Although making assumptions may come naturally, it is not acceptable biblically. Solomon said in Proverbs 18:2, “A fool takes no pleasure in understanding, but only in expressing his opinion.” In other words, a wise person seeks to understand a matter before he or she draws a conclusion. When we make assumptions, we are operating foolishly because we are casting judgment without a complete understanding of the situation.
Also, consider Jesus’ instruction in John 7:24 to “not judge by appearances but judge with right judgment.” Jesus’ point is that appearance is not an adequate gauge of information. Right judgment cannot occur without the correct information. So, like Solomon, Jesus is saying that we need to get all the facts before we cast judgment or draw conclusions.
Therefore, as we deal with conflict, we must not make assumptions about people’s motivation or intent. Instead, we should communicate with them to understand their perspective before we draw conclusions. Interestingly, such communication is the first step in Christ’s conflict resolution strategy (Matthew 18:15).

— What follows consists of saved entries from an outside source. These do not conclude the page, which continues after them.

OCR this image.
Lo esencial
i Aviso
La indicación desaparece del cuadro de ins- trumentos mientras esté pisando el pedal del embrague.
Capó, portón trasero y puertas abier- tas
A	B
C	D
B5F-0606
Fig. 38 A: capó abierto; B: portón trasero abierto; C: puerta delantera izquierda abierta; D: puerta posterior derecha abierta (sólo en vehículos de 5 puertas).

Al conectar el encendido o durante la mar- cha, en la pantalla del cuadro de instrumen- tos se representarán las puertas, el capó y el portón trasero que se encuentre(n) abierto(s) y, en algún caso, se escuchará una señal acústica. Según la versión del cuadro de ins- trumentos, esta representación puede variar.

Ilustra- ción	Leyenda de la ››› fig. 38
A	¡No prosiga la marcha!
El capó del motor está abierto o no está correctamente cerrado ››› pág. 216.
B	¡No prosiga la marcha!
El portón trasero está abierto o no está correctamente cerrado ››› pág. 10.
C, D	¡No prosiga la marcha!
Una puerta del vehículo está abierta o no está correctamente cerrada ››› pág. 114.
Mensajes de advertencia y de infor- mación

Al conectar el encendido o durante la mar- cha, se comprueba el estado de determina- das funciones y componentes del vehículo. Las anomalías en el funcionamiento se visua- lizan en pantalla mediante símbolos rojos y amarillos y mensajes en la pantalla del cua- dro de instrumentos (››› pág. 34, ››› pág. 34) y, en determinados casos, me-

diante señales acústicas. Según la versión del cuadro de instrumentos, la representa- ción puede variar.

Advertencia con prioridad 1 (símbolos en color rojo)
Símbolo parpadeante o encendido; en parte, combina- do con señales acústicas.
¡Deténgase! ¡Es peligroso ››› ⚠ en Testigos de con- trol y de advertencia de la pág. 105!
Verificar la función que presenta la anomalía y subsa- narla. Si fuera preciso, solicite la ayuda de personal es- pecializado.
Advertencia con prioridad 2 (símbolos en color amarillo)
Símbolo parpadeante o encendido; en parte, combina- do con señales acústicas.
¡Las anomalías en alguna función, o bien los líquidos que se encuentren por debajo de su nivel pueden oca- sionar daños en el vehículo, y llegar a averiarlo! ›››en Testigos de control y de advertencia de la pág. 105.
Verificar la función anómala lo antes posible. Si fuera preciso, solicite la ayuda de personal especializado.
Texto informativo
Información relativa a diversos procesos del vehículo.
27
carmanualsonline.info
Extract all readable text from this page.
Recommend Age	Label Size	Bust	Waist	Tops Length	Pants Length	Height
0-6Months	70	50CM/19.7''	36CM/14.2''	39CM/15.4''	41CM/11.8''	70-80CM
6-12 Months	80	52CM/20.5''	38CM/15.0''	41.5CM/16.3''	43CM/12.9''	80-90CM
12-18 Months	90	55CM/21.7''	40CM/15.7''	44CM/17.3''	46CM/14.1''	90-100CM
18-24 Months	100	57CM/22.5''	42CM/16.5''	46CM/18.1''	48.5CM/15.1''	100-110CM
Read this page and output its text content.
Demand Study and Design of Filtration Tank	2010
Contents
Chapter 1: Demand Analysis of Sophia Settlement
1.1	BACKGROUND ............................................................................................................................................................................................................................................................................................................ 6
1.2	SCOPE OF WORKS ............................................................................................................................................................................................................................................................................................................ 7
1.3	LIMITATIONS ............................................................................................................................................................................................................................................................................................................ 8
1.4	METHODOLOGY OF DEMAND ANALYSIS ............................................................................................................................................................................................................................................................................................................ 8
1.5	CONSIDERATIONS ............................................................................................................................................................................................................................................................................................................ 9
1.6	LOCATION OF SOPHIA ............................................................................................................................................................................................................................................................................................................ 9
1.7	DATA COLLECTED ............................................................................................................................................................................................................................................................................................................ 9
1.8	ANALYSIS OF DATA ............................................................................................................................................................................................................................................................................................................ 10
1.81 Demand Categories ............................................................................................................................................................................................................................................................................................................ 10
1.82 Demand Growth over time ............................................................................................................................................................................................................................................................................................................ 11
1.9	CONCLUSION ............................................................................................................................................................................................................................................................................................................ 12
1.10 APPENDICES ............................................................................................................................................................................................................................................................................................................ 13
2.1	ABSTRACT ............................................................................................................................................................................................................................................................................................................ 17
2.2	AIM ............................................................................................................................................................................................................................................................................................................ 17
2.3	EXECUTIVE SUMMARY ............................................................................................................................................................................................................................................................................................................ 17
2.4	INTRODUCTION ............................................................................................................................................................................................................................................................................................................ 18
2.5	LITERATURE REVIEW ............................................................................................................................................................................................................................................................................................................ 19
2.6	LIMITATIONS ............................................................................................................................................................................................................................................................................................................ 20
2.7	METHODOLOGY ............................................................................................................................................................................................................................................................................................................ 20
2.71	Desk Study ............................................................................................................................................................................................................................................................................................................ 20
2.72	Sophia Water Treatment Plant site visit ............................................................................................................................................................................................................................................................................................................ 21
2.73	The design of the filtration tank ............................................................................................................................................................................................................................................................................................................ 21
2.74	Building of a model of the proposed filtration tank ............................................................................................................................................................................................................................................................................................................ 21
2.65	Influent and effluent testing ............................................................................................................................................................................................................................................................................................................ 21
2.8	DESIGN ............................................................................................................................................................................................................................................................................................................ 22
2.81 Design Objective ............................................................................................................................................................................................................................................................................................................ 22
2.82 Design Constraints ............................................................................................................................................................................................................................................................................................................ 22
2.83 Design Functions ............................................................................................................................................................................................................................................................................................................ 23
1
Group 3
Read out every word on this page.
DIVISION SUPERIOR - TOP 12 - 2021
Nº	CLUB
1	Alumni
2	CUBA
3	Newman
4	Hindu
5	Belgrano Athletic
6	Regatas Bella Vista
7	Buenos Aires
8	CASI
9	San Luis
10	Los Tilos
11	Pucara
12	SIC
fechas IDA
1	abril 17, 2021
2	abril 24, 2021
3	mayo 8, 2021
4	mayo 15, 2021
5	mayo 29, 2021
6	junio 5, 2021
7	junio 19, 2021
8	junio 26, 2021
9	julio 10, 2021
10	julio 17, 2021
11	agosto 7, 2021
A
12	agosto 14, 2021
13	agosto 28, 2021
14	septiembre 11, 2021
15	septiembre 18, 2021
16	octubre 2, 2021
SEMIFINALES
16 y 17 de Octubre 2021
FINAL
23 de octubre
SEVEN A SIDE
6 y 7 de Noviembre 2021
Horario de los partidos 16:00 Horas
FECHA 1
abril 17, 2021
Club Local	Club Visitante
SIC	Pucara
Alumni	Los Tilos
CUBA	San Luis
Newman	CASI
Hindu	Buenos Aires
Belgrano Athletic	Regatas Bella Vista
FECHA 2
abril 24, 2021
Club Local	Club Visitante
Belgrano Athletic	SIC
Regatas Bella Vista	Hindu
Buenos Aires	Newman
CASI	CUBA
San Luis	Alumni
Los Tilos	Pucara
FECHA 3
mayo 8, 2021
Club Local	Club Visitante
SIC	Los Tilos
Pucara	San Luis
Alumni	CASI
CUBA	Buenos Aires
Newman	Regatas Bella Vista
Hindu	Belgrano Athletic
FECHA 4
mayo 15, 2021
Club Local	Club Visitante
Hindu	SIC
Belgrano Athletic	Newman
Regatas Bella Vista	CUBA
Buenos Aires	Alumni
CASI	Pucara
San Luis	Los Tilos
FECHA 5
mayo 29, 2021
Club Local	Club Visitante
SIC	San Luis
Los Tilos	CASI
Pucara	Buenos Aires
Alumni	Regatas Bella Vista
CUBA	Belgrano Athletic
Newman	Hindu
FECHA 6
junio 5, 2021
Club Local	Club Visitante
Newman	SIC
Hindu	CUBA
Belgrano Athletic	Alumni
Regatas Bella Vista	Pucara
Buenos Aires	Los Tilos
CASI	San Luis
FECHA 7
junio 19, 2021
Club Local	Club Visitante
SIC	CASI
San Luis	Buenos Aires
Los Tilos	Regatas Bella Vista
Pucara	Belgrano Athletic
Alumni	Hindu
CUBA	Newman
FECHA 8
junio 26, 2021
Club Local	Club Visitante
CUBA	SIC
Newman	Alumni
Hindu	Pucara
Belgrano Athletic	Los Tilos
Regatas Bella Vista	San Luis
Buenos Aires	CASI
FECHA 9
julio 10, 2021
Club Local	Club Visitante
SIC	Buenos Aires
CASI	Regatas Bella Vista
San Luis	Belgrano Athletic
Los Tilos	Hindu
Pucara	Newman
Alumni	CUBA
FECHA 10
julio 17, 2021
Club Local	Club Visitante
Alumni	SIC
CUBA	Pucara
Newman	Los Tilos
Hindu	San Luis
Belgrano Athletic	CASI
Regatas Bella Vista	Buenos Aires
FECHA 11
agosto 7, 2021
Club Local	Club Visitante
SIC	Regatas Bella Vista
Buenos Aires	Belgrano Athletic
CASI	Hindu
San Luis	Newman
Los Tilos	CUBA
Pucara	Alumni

Third, we should NOT practice avoidance. For many of us, avoidance is a comfortable response to conflict. Like the gazelle who is being hunted by the lion, we choose to flee rather than face conflict. We are not alone in utilizing avoidance. Jonah ran away when he was conflicted about the Nineveh assignment. He did not want the Assyrians to receive God’s mercy because he hated them. Such is evident from the temper tantrum he threw when God spared the city (Jonah 4:2-3). So, instead of dealing with his personal conflict, Jonah avoided the assignment. What he didn’t realize is that his avoidance of Nineveh placed him in direct opposition to God’s will.
The lesson for us to learn from Jonah is that although avoidance may be the most comfortable response, it is not an acceptable Christian response. Jesus instructed both the offender (Matthew 5:23-24) and the offended (Matthew 18:15) to pursue reconciliation when conflict arises. Thus, the expectation that Jesus presented in these two passages is that reconciliation will be pursued rather than avoided. Additionally, Paul instructed the church in Ephesus to “not let the sun go down on your anger, and give no opportunity to the devil” (Ephesians 4:26-27). His words establish an expectation that Christians will not delay peacemaking.
If you respond to conflict by retaliating, making assumptions, or avoiding the problem, then consider this your warning label. Such tactics are not consistent with God’s expectation of Christian conflict resolution.